Castello D'Albertis - Museum of World Cultures
This unique house-museum offers an extraordinary opportunity to immerse oneself in the world of its creator, the Captain Enrico Alberto D’Albertis, who generously gifted it to the City of Genoa upon his death in 1932. Through his adventures across land and sea between the 19th and the 20th centuries, the Captain gathered stories and artefacts and brought them back to be housed in this romantic frame inspired by ‘curiosity cabinets’ and the colonial trophies commonly collected at the time. As documented by numerous construction drawings, the castle itself, built in the neo-gothic style, encapsulates the Captain’s deep love for the sea, his curiosity for the unknown and the unexplored, his fascination for the unfamiliar worlds he visited and, underneath it all, his deeply Genoese soul.
The museum’s collections, presented in a sequence of evocative alcoves furnished according to the “revival” style of the time, are composed of ethnographic and archaeological materials gathered by the Captain across five continents; to these are added those collected by the Captain’s cousin Luigi Maria, the first to explore the Fly river in New Guinea (1872-1878).
Entering the 16th-century bastion on which the castle stands, visitors can follow a route that takes them through further extra-European collections acquired by the city in the last century, including archaeological materials from Central and South America and ethnographic materials from Canada donated by the US Catholic Mission Association following the exposition for the Columbian celebrations of 1892. All these materials, displayed with a thoughtful, contemporary exhibition design, have been revisited and contextualised through a dialogue with their source communities.

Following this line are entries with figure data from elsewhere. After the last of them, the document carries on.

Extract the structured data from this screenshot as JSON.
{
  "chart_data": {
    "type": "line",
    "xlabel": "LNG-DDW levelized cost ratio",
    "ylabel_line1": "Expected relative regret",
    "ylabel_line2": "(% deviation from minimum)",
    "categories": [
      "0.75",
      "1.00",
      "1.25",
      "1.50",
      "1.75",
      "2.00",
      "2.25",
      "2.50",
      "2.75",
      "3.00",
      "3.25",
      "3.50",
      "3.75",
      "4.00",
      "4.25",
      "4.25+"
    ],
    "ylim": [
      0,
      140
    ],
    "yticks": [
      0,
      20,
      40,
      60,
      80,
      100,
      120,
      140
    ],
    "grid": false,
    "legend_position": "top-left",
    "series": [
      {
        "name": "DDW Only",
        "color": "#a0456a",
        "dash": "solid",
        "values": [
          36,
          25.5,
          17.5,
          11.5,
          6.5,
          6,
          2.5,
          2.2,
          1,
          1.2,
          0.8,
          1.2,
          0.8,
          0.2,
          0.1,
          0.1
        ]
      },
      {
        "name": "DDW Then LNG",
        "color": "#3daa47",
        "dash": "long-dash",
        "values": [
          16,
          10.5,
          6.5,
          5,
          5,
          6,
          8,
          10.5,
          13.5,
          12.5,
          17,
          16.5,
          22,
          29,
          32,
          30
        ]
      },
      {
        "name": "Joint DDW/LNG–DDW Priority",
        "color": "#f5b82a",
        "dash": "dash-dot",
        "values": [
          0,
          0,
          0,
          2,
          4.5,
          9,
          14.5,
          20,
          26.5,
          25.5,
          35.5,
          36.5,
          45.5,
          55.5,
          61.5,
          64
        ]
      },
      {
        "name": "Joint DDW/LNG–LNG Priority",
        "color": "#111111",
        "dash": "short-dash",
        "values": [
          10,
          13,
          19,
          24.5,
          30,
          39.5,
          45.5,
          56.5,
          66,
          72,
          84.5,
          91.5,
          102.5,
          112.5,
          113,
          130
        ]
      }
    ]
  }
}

The Captain gathered extensive testimonies and materials from populations all over the world to form ethnographic and archaeological, nautical and photographic collections that join his extensive assortment of sundials.
The presence of neo-gothic design elements, rich with the influence of the Hispano-Moorish and “oriental” styles popular at the time, finds its pinnacle where hundreds of pieces (furnishings, pendants, arms, vases, couches, hookahs, lamps, and ostrich eggs, to name a few) peep out from under the curtained ceiling, all to create the effect of being in an “exotic” tent.
The Oceanic materials gathered by the Captain in Australia, Melanesia, and the Polynesian islands are joined by the important Mesoamerican (Aztec, Teotihuacan, Costa Rica) archaeological collections and by pieces from the Hopi tribe of Arizona. African weaponry from Sudan and Zambia, Chinese lances, and European halberds have been replaced in their original position, where they decorate the stairway joining the ground floor to the first floor.
Among the materials donated to the city during the Columbian celebrations of 1892, the artefacts from indigenous peoples of the Plains (US and Canada), clay and textile grave goods from pre-Hispanic South American civilisations, and Mayan fragments in volcanic tuff from the acropolis of Copán in Honduras are of particular anthropological importance.
The museum is also home to the Captain’s library and all its volumes, which include Ethiopian manuscripts in the Ge’ez language and works on Ceylon paper made from palm leaves.